It doesn’t matter if Emil Bemstrom’s blow to Tuukka Rask’s head Tuesday was intentional.
It doesn’t matter if it was a fist, a forearm or an elbow.
You know the “hold me back, hold me back” sort of challenge.
That’s what mattered.
Once 60 minutes of hockey were through, one goalie was out for the night, and who knows how long it’ll be until we see Rask in action again (Bruins coach Bruce Cassidy revealed after the game Rask was concussed). Another goalie, Elvis Merzlikins of the Blue Jackets, had his second straight shutout. And a third goalie, Jaroslav Halak, looked like he’d even miss an elbow to the head at this point the way the puck has been eluding him.
Halak has now allowed 15 goals in his last four outings. There are no excuses for him not getting the start and having to play both ends of a back-to-back. That’s what veteran backup goalies are supposed to do, not give up two very stoppable goals, one from outside the dots on a Columbus power play.
Luckily for Halak, his poor relief performance gets overshadowed by the Bruins’ lack of a physical response to Bemstrom’s misdeed. The Blue Jackets forward played 4:50 of even-strength ice time in the first period and not a single Bruins paw landed upon him. These days it’s easy enough to watch a replay of anything. There are tablets on the bench for crying out loud. If no one on the ice saw what happened (understandable), and no one on the bench saw the play (less likely), wasn’t anyone curious to see what happened?
How about getting in Merzlikins’ grill? How about finishing some checks on the likes of Gustav Nyquist, Sonny Milano, Zach Werenski and of Columbus’ other skill players? Maybe it’d be worth it for the Bruins to take a penalty if it would at least show they’re ready to truly push back, that they’re fed up with getting tossed around.
For too long this season opponents have been taking liberties with the Bruins. Since Day One of this season they’ve talked about having enough toughness, and the lineup card looks like they should, in this day and age, with Sean Kuraly, Chris Wagner, Brett Ritchie and Zdeno Chara on the Bruins’ side of the ledger. But tough talk hasn’t turned to tough action. Chara stood up for Charlie McAvoy in Nashville, but the fact that it’s so easy to remember that scenario tells you there haven’t been enough instances of the Bruins defending their teammates, or better yet, being the aggressors.

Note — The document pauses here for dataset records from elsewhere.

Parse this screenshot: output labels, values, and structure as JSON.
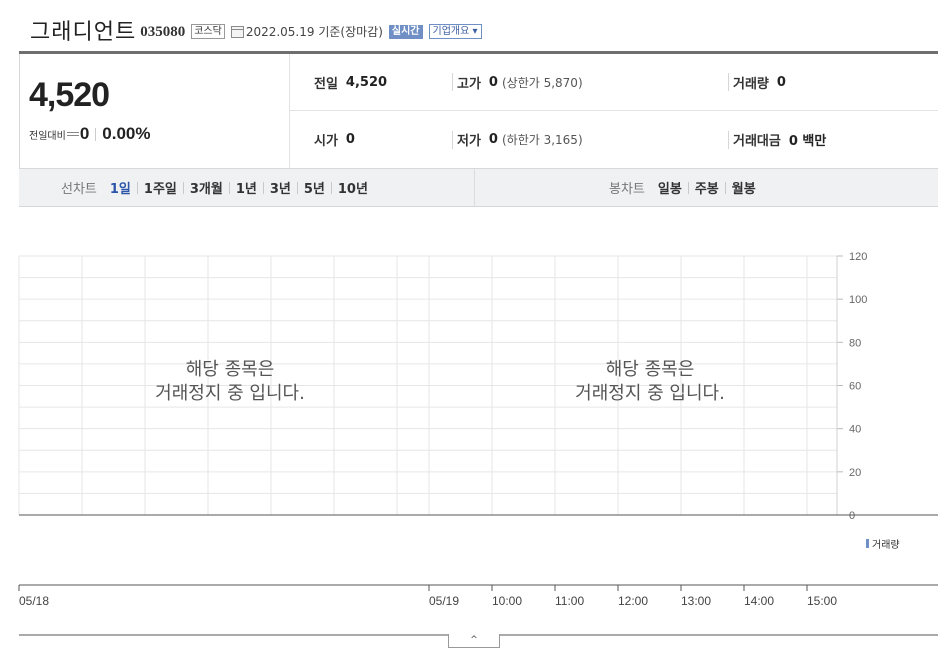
{
  "header": {
    "company_name": "그래디언트",
    "stock_code": "035080",
    "market": "코스닥",
    "date_basis": "2022.05.19 기준(장마감)",
    "realtime_label": "실시간",
    "overview_label": "기업개요",
    "overview_caret": "▾"
  },
  "summary": {
    "current_price": "4,520",
    "change_label": "전일대비",
    "change_value": "0",
    "change_pct": "0.00%",
    "prev_close_label": "전일",
    "prev_close": "4,520",
    "high_label": "고가",
    "high": "0",
    "upper_limit": "(상한가 5,870)",
    "volume_label": "거래량",
    "volume": "0",
    "open_label": "시가",
    "open": "0",
    "low_label": "저가",
    "low": "0",
    "lower_limit": "(하한가 3,165)",
    "amount_label": "거래대금",
    "amount": "0 백만"
  },
  "tabs": {
    "line_label": "선차트",
    "line_tabs": [
      "1일",
      "1주일",
      "3개월",
      "1년",
      "3년",
      "5년",
      "10년"
    ],
    "active_line_tab": "1일",
    "candle_label": "봉차트",
    "candle_tabs": [
      "일봉",
      "주봉",
      "월봉"
    ]
  },
  "chart": {
    "halt_message_line1": "해당 종목은",
    "halt_message_line2": "거래정지 중 입니다.",
    "legend_volume": "거래량",
    "collapse_label": "^"
  },
  "chart_data": {
    "type": "bar",
    "x": [
      "05/18",
      "05/19",
      "10:00",
      "11:00",
      "12:00",
      "13:00",
      "14:00",
      "15:00"
    ],
    "ylim": [
      0,
      120
    ],
    "yticks": [
      0,
      20,
      40,
      60,
      80,
      100,
      120
    ],
    "series": [
      {
        "name": "거래량",
        "values": []
      }
    ],
    "grid": true,
    "legend": "bottom-right",
    "colors": {
      "volume": "#6f8fc5",
      "grid": "#e6e6e6"
    }
  }
}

It’s the same old story from the Stanley Cup Final. The Bruins didn’t lose to St. Louis just because of a toughness deficit. But it was a factor that played out over seven games, with Matt Grzelcyk bearing the brunt of the Blues’ rugged approach.
Sure, the Bruins miss Kevan Miller. He’s been out of the lineup for nine months, though. It’s time to turn the page and not wait for him to come back. If the supposedly tough players aren’t going to answer the bell, general manager Don Sweeney is going to have to look for a forward or right-shot D to add some sandpaper. It could be as easy as just adding Anton Blidh from Providence.
One has to figure Halak will work his way out of his slump and perform the way the Bruins expect him to play. They’re not going to run into a hot goalie like Merzlikins every night, and 31 shot attempts will usually provide you a goal or two.
But after months of saying they have enough team toughness but playing pacifist hockey, will the Bruins’ attack instinct kick in before they suffer more injuries or get ground down in a playoff series?
How the Bruins answer this question or how Sweeney acts to address this issue is what matters.